CREDITS: Written by Hillary J. Bader; art by Bo Hampton and Terry Beatty.
REVIEW: We're soon to return to the New Batman Adventures, the series that pushed Gotham some time into the future of the original series, leaving us to wonder just what happened during the hiatus. It wasn't just that characters were redesigned, but STUFF evidently HAPPENED, and a new status quo was in place. The Batman Adventures: The Lost Years is a 5-issue mini-series that claims to give us answers to our questions, and as such, feels much more relevant than other DCAU comics. These are stories that likely won't be contradicted, that decisively happened and are part of canon. And that counts for something if you're a fan.
Put plainly, this issue finally shows Robin walking away from Batman, more over his methods than the usual trust issues, though Dick doe bristle at Batman's quickness to trust the still green Batgirl.

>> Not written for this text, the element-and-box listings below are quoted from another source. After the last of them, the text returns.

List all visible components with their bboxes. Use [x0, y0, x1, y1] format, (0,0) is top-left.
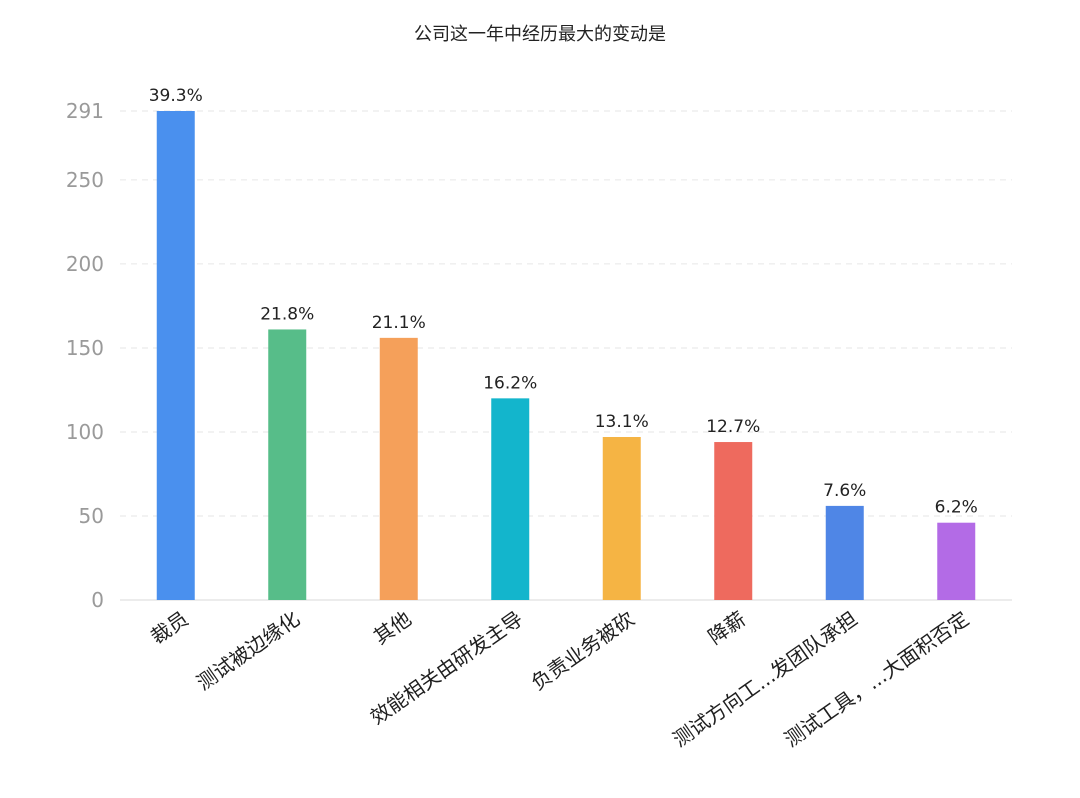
x-tick-label: 测试工具，...大面积否定 [780, 606, 973, 751]
data-label: 12.7% [706, 417, 760, 437]
x-tick-label: 降薪 [704, 606, 751, 649]
data-label: 39.3% [149, 86, 203, 106]
bar[interactable] [491, 398, 530, 600]
x-tick-label: 其他 [369, 606, 416, 649]
bar[interactable] [379, 337, 418, 600]
y-tick-label: 100 [66, 420, 104, 444]
y-tick-label: 200 [66, 252, 104, 276]
data-label: 21.8% [260, 304, 314, 324]
data-label: 21.1% [372, 313, 426, 333]
bar[interactable] [714, 442, 753, 600]
y-tick-label: 291 [66, 99, 104, 123]
data-label: 7.6% [823, 481, 866, 501]
y-tick-label: 150 [66, 336, 104, 360]
y-tick-label: 0 [91, 588, 104, 612]
data-label: 6.2% [935, 498, 978, 518]
x-tick-label: 测试方向工...发团队承担 [668, 606, 861, 751]
grid-layer [120, 110, 1012, 601]
bar[interactable] [937, 522, 976, 600]
x-tick-label: 负责业务被砍 [527, 606, 639, 694]
x-tick-label: 测试被边缘化 [192, 606, 304, 694]
chart-title: 公司这一年中经历最大的变动是 [414, 24, 666, 45]
bar[interactable] [156, 111, 195, 600]
bar[interactable] [268, 329, 307, 600]
y-axis: 0 50 100 150 200 250 291 [66, 99, 104, 612]
y-tick-label: 250 [66, 168, 104, 192]
y-tick-label: 50 [79, 504, 104, 528]
bar[interactable] [825, 505, 864, 600]
x-tick-label: 裁员 [146, 606, 193, 649]
data-label: 13.1% [595, 412, 649, 432]
bar[interactable] [602, 437, 641, 600]
labels-layer: 39.3% 21.8% 21.1% 16.2% 13.1% 12.7% 7.6% 6.2% [149, 86, 978, 518]
data-label: 16.2% [483, 373, 537, 393]
bars-layer [156, 111, 976, 600]
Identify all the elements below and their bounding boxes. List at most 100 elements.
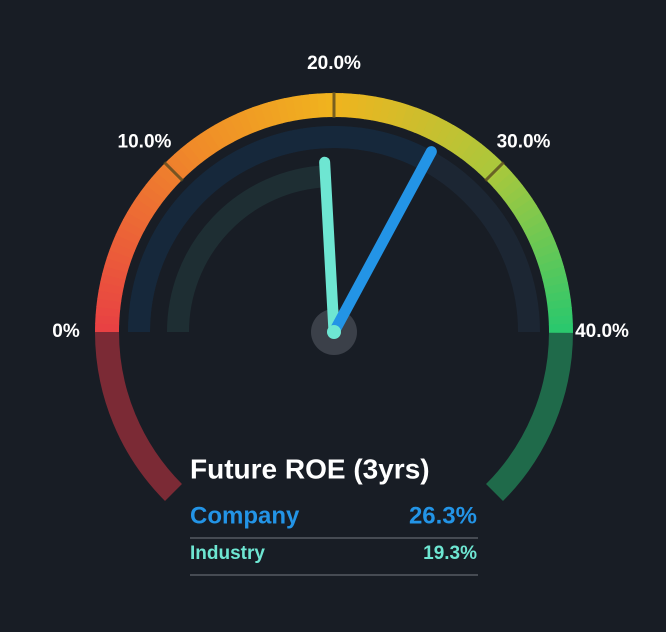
- gauge-arc-segment: [536, 250, 562, 267]
- gauge-arc-segment: [378, 98, 393, 124]
- gauge-arc-segment: [292, 95, 305, 121]
- gauge-arc-segment: [95, 306, 121, 318]
- gauge-arc-segment: [428, 117, 447, 143]
- gauge-arc-segment: [507, 191, 533, 213]
- gauge-arc-segment: [98, 281, 124, 295]
- gauge-arc-segment: [533, 242, 559, 260]
- gauge-arc-segment: [140, 184, 166, 206]
- gauge-arc-segment: [503, 184, 528, 207]
- gauge-arc-segment: [527, 227, 553, 246]
- gauge-arc-segment: [454, 133, 476, 159]
- gauge-arc-segment: [447, 129, 469, 155]
- needle-hub-center: [327, 325, 341, 339]
- gauge-arc-segment: [131, 197, 157, 219]
- gauge-arc-segment: [542, 274, 568, 289]
- gauge-arc-segment: [284, 96, 298, 122]
- value-band: [167, 165, 327, 333]
- gauge-arc-segment: [466, 143, 489, 168]
- gauge-arc-segment: [276, 98, 291, 124]
- gauge-arc-segment: [252, 104, 269, 130]
- gauge-arc-segment: [104, 257, 130, 273]
- gauge-arc-segment: [268, 99, 283, 126]
- tick-label: 0%: [52, 321, 80, 342]
- gauge-arc-segment: [434, 120, 455, 147]
- gauge-extension: [485, 331, 573, 501]
- gauge-arc-segment: [546, 298, 572, 311]
- gauge-arc-segment: [400, 104, 417, 131]
- gauge-arc-segment: [493, 172, 518, 195]
- needle: [319, 156, 340, 338]
- gauge-arc-segment: [540, 266, 567, 281]
- gauge-arc-segment: [530, 234, 556, 253]
- gauge-arc-segment: [407, 107, 425, 133]
- gauge-arc-segment: [393, 102, 409, 128]
- gauge-arc-segment: [167, 153, 191, 178]
- tick-mark: [163, 161, 184, 182]
- legend-name: Industry: [190, 543, 265, 564]
- gauge-arc-segment: [112, 234, 138, 252]
- gauge-arc-segment: [106, 249, 133, 266]
- needle: [328, 146, 437, 338]
- gauge-arc-segment: [348, 93, 360, 119]
- gauge-arc-segment: [488, 165, 513, 189]
- gauge-arc-segment: [221, 116, 241, 143]
- gauge-arc-segment: [109, 241, 135, 259]
- gauge-arc-segment: [97, 289, 123, 303]
- gauge-arc-segment: [538, 258, 564, 274]
- gauge-arc-segment: [135, 190, 161, 212]
- gauge-arc-segment: [174, 148, 197, 173]
- gauge-arcs: [94, 92, 573, 501]
- gauge-arc-segment: [145, 177, 170, 200]
- gauge-arc-segment: [414, 110, 432, 136]
- gauge-arc-segment: [441, 125, 462, 151]
- gauge-arc-segment: [156, 165, 180, 189]
- gauge-arc-segment: [309, 93, 320, 119]
- legend-name: Company: [190, 502, 300, 529]
- gauge-arc-segment: [102, 265, 128, 281]
- gauge-arc-segment: [214, 120, 234, 146]
- gauge-arc-segment: [193, 133, 215, 159]
- gauge-arc-segment: [96, 297, 122, 310]
- legend-value: 26.3%: [409, 502, 477, 529]
- gauge-arc-segment: [100, 273, 126, 288]
- tick-mark: [484, 161, 505, 182]
- gauge-arc-segment: [523, 219, 550, 239]
- gauge-arc-segment: [127, 204, 153, 225]
- gauge-arc-segment: [460, 138, 482, 164]
- gauge-arc-segment: [186, 138, 209, 163]
- gauge-arc-segment: [512, 198, 538, 219]
- gauge-arc-segment: [520, 212, 546, 232]
- tick-label: 10.0%: [118, 132, 172, 153]
- gauge-arc-segment: [498, 178, 523, 201]
- gauge-arc-segment: [371, 96, 385, 122]
- gauge-arc-segment: [229, 113, 248, 139]
- gauge-arc-segment: [207, 124, 228, 150]
- gauge-arc-segment: [244, 107, 262, 133]
- gauge-arc-segment: [516, 205, 542, 226]
- gauge-arc-segment: [547, 307, 573, 318]
- gauge-arc-segment: [119, 219, 145, 238]
- tick-label: 40.0%: [575, 321, 629, 342]
- gauge-arc-segment: [421, 113, 440, 140]
- gauge-arc-segment: [545, 290, 571, 303]
- gauge-arc-segment: [260, 102, 276, 128]
- legend-value: 19.3%: [423, 543, 477, 564]
- gauge-arc-segment: [236, 110, 255, 136]
- chart-title: Future ROE (3yrs): [190, 453, 430, 484]
- gauge-arc-segment: [180, 143, 203, 168]
- gauge-arc-segment: [363, 95, 377, 121]
- gauge-arc-segment: [115, 226, 142, 245]
- tick-label: 20.0%: [307, 53, 361, 74]
- gauge-arc-segment: [385, 100, 401, 126]
- gauge-arc-segment: [544, 282, 570, 296]
- gauge-arc-segment: [200, 128, 221, 154]
- gauge-arc-segment: [477, 154, 501, 178]
- value-band: [128, 126, 432, 333]
- gauge-extension: [95, 331, 183, 501]
- tick-label: 30.0%: [497, 132, 551, 153]
- gauge-arc-segment: [356, 94, 369, 120]
- gauge-arc-segment: [150, 171, 175, 194]
- gauge-arc-segment: [472, 148, 495, 173]
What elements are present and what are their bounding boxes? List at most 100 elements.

As Robin leaves, Batgirl is brought into the team officially, someone Batman think he can still mold, less rebellious than her college boyfriend (they graduate). And yet, there's an enjoyable flippant side to her that's sure to bug the Bat. Maybe not being his ward will soften his approach, except we know from the animated series it won't. He's hard on her too. It's a bit ambiguous, but Batgirl figures out Bruce Wayne is Batman and Dick is Robin, though I don't think she's sure, and is still shocked when the former shows her the Batcave (with Alfred amusingly admitting to being Batman in case it's a mistake). But Bruce also figured out she was Batgirl, which should have been easy for him if he'd really wanted to find out. Here, it happen accidentally, just from spending time with both "girls" and noting similarities and schedule hiccups. I think there could have been more intrigue to it, but it's fine.
As for the action, I really like Hampton's dynamics, atmospherics and humor - nice art all around - but there's an awful lot of fighting ordinary crooks. Several sequences of it, in fact. Not that I mind the Batman Family going up against "normal" crime, especially when the focus is on the protagonists themselves, but the crime plot really did very little for me. What were the crooks doing again? I already forgot. And we were promised the Joker too. Tsk.
REREADABILITY: Medium - The personal lives of the Batman Family members is where the good stuff is, but the issue is padded with meaningless action.